Cet ascendant est devenu intolérable pour les États-Unis et pour beaucoup de pays qui veulent maintenant à tout prix diversifier leurs approvisionnements et réduire leur dépendance à la Chine.

Le mot qui commence par un C n’a jamais été prononcé par les envoyés américains au Cap. Leur discours à l’intention des chefs d’État africains à la recherche de capitaux de développement était plutôt axé sur le développement durable et les critères ESG, soit les valeurs environnementales et sociales et la gouvernance.

Le porteur du message de l’administration Biden, Jose Fernandez, responsable entre autres des changements climatiques et de la sécurité des chaînes d’approvisionnement, a fait miroiter les capitaux disponibles, mais aussi la volonté des États-Unis de développer non seulement le secteur de l’extraction des ressources minières de l’Afrique, mais toute la chaîne de valeur qui l’accompagne et qui, a-t-on laissé entendre sans le dire, a été jusqu’à maintenant accaparée par la Chine.

Jose Fernandez a même cité le pape pour appuyer son propos. Lors de sa visite en République démocratique du Congo quelques jours avant, le chef de l’Église catholique avait dénoncé le colonialisme économique qui se déchaîne en Afrique et prive ce pays et ses voisins des bénéfices de leurs ressources. « Croyez-moi, le pape a raison », a-t-il dit dans son intervention.

La Chine investit massivement en Afrique depuis des années. Le cas de la République démocratique du Congo n’a pas été choisi au hasard. Ce pays a conclu avec la Chine un pacte qui prévoit du financement chinois pour la construction de routes et d’hôpitaux en échange du contrôle d’une coentreprise qui exploite du cuivre et du cobalt.

Cette entente conclue sous le précédent gouvernement congolais est maintenant dénoncée par le gouvernement actuel, qui la juge injuste pour son pays.

La République démocratique du Congo fournit actuellement la plus grande part du cobalt dont la Chine a besoin.

Le « US Buyer’s Club »

Les États-Unis n’essaient pas de séduire l’Afrique tout seuls. Le représentant américain a souligné que son pays formait avec plusieurs autres un regroupement prêt à investir pour renforcer leurs chaînes d’approvisionnement en minéraux critiques, et pas n’importe comment.

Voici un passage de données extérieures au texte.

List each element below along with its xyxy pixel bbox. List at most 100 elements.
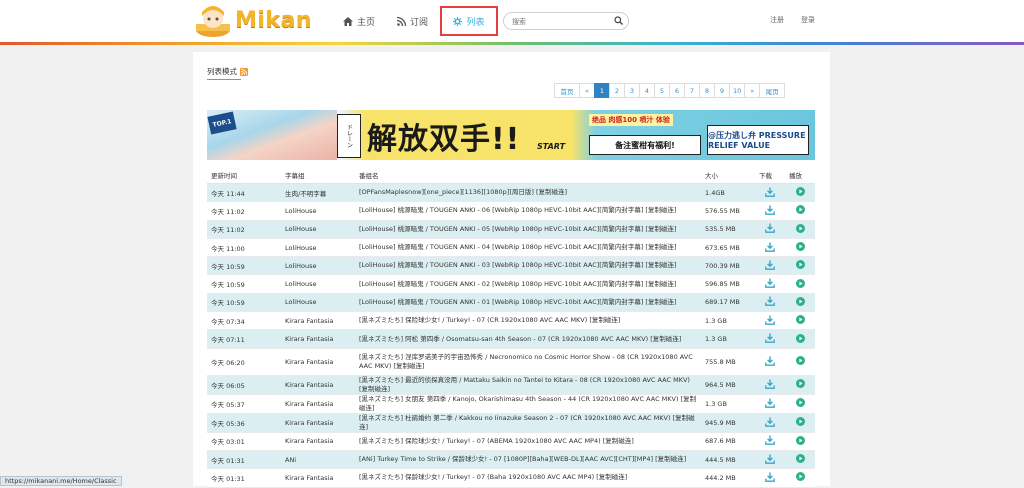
pager-page-10[interactable]: 10: [729, 83, 746, 98]
cell-name-link[interactable]: [LoliHouse] 桃源暗鬼 / TOUGEN ANKI - 05 [Web…: [355, 220, 701, 239]
rss-feed-icon[interactable]: [240, 67, 248, 76]
search-input[interactable]: [510, 15, 614, 29]
play-icon[interactable]: [795, 454, 805, 465]
play-icon[interactable]: [795, 187, 805, 198]
nav-home[interactable]: 主页: [343, 10, 375, 32]
cell-download: [755, 238, 785, 258]
table-row: 今天 01:31 ANi [ANi] Turkey Time to Strike /…: [207, 450, 815, 470]
cell-name-link[interactable]: [黒ネズミたち] 保险球少女! / Turkey! - 07 (CR 1920x…: [355, 311, 701, 331]
cell-group[interactable]: LoliHouse: [281, 293, 355, 313]
login-link[interactable]: 登录: [801, 15, 815, 25]
cell-name-link[interactable]: [黒ネズミたち] 杜鹃婚约 第二季 / Kakkou no Iinazuke S…: [355, 413, 701, 433]
play-icon[interactable]: [795, 242, 805, 253]
nav-subscribe[interactable]: 订阅: [397, 10, 428, 32]
play-icon[interactable]: [795, 472, 805, 483]
cell-name-link[interactable]: [黒ネズミたち] 保险球少女! / Turkey! - 07 (ABEMA 19…: [355, 432, 701, 451]
cell-name-link[interactable]: [OPFansMaplesnow][one_piece][1136][1080p…: [355, 183, 701, 203]
download-icon[interactable]: [765, 333, 775, 345]
cell-group[interactable]: LoliHouse: [281, 274, 355, 294]
cell-group[interactable]: Kirara Fantasia: [281, 375, 355, 395]
banner-promo-text: 绝品 肉感100 喷汁 体验: [589, 114, 673, 126]
table-row: 今天 06:05 Kirara Fantasia [黒ネズミたち] 最近的侦探真没用…: [207, 375, 815, 395]
pager-page-8[interactable]: 8: [699, 83, 715, 98]
cell-name-link[interactable]: [LoliHouse] 桃源暗鬼 / TOUGEN ANKI - 04 [Web…: [355, 238, 701, 258]
pager-page-7[interactable]: 7: [684, 83, 700, 98]
cell-group[interactable]: Kirara Fantasia: [281, 394, 355, 414]
play-icon[interactable]: [795, 315, 805, 326]
pager-page-6[interactable]: 6: [669, 83, 685, 98]
banner-promo-area: 绝品 肉感100 喷汁 体验 备注蜜柑有福利! @压力逃し弁 PRESSURE …: [589, 113, 813, 157]
cell-group[interactable]: ANi: [281, 450, 355, 470]
cell-name-link[interactable]: [LoliHouse] 桃源暗鬼 / TOUGEN ANKI - 01 [Web…: [355, 293, 701, 313]
download-icon[interactable]: [765, 435, 775, 447]
cell-name-link[interactable]: [黒ネズミたち] 阿松 第四季 / Osomatsu-san 4th Seaso…: [355, 329, 701, 349]
cell-download: [755, 468, 785, 488]
nav-list[interactable]: 列表: [440, 6, 498, 36]
download-icon[interactable]: [765, 356, 775, 368]
download-icon[interactable]: [765, 315, 775, 327]
play-icon[interactable]: [795, 260, 805, 271]
cell-group[interactable]: Kirara Fantasia: [281, 311, 355, 331]
cell-group[interactable]: Kirara Fantasia: [281, 348, 355, 376]
pager-prev[interactable]: «: [579, 83, 595, 98]
cell-name-link[interactable]: [LoliHouse] 桃源暗鬼 / TOUGEN ANKI - 03 [Web…: [355, 256, 701, 276]
table-row: 今天 10:59 LoliHouse [LoliHouse] 桃源暗鬼 / TOUG…: [207, 256, 815, 276]
cell-play: [785, 394, 815, 414]
play-icon[interactable]: [795, 356, 805, 367]
play-icon[interactable]: [795, 398, 805, 409]
play-icon[interactable]: [795, 379, 805, 390]
download-icon[interactable]: [765, 260, 775, 272]
cell-group[interactable]: Kirara Fantasia: [281, 468, 355, 488]
cell-group[interactable]: Kirara Fantasia: [281, 432, 355, 451]
download-icon[interactable]: [765, 454, 775, 466]
play-icon[interactable]: [795, 223, 805, 235]
cell-group[interactable]: LoliHouse: [281, 220, 355, 239]
download-icon[interactable]: [765, 417, 775, 429]
download-icon[interactable]: [765, 278, 775, 290]
cell-name-link[interactable]: [黒ネズミたち] 女朋友 第四季 / Kanojo, Okarishimasu …: [355, 394, 701, 414]
pager-page-9[interactable]: 9: [714, 83, 730, 98]
pager-last[interactable]: 尾页: [759, 83, 786, 98]
cell-group[interactable]: LoliHouse: [281, 201, 355, 221]
pager-next[interactable]: »: [744, 83, 761, 98]
download-icon[interactable]: [765, 398, 775, 410]
cell-group[interactable]: 生肉/不明字幕: [281, 183, 355, 203]
download-icon[interactable]: [765, 205, 775, 217]
download-icon[interactable]: [765, 187, 775, 199]
cell-name-link[interactable]: [LoliHouse] 桃源暗鬼 / TOUGEN ANKI - 02 [Web…: [355, 274, 701, 294]
cell-group[interactable]: Kirara Fantasia: [281, 329, 355, 349]
pager-page-2[interactable]: 2: [609, 83, 625, 98]
cell-size: 700.39 MB: [701, 256, 755, 276]
play-icon[interactable]: [795, 435, 805, 447]
advertisement-banner[interactable]: TOP.1 ドレーン 解放双手!! START 绝品 肉感100 喷汁 体验 备…: [207, 110, 815, 160]
cell-group[interactable]: LoliHouse: [281, 238, 355, 258]
cell-name-link[interactable]: [ANi] Turkey Time to Strike / 保龄球少女! - 0…: [355, 450, 701, 470]
play-icon[interactable]: [795, 296, 805, 308]
cell-size: 689.17 MB: [701, 293, 755, 313]
cell-group[interactable]: LoliHouse: [281, 256, 355, 276]
download-icon[interactable]: [765, 379, 775, 391]
register-link[interactable]: 注册: [770, 15, 784, 25]
cell-name-link[interactable]: [黒ネズミたち] 保龄球少女! / Turkey! - 07 (Baha 192…: [355, 468, 701, 488]
download-icon[interactable]: [765, 242, 775, 254]
pager-page-5[interactable]: 5: [654, 83, 670, 98]
cell-name-link[interactable]: [黒ネズミたち] 最近的侦探真没用 / Mattaku Saikin no Ta…: [355, 375, 701, 395]
pager-first[interactable]: 首页: [554, 83, 580, 98]
pager-page-4[interactable]: 4: [639, 83, 655, 98]
download-icon[interactable]: [765, 296, 775, 308]
search-icon[interactable]: [614, 16, 623, 25]
site-logo[interactable]: Mikan: [193, 4, 329, 38]
cell-name-link[interactable]: [黒ネズミたち] 涅库罗诺美子的宇宙恐怖秀 / Necronomico no C…: [355, 348, 701, 376]
play-icon[interactable]: [795, 278, 805, 290]
pager-page-1[interactable]: 1: [594, 83, 610, 98]
play-icon[interactable]: [795, 417, 805, 428]
download-icon[interactable]: [765, 223, 775, 235]
play-icon[interactable]: [795, 205, 805, 216]
cell-play: [785, 468, 815, 488]
cell-group[interactable]: Kirara Fantasia: [281, 413, 355, 433]
banner-start-text: START: [537, 142, 566, 151]
play-icon[interactable]: [795, 333, 805, 345]
pager-page-3[interactable]: 3: [624, 83, 640, 98]
download-icon[interactable]: [765, 472, 775, 484]
cell-name-link[interactable]: [LoliHouse] 桃源暗鬼 / TOUGEN ANKI - 06 [Web…: [355, 201, 701, 221]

« L’objectif du MSP [Minerals Security Partnership] est de garantir que les minéraux critiques sont produits, traités et recyclés de manière à aider les pays à tirer pleinement parti de leurs atouts géologiques dans une perspective de développement économique », s’est engagé le groupe, qui compte le Canada, l’Australie, la France, l’Union européenne, le Japon, la Finlande, la Norvège, la Corée du Sud, le Royaume-Uni et l’Italie, en plus des États-Unis.

Le « US Buyer’s Club » des minéraux critiques pourrait bénéficier des largesses prévues par l’Inflation Reduction Act du gouvernement Biden et de ses milliards de dollars d’aide financière, selon des informations rapportées par les médias américains, mais qui n’ont pas été confirmées.

Ce ne sera peut-être pas suffisant pour rattraper la Chine, qui s’active sur le continent africain depuis des années, mais c’est une occasion rêvée pour les pays d’Afrique de faire grimper les enchères pour tirer un meilleur parti de leurs ressources naturelles.

Consultez la liste des minéraux critiques des États-Unis (en anglais)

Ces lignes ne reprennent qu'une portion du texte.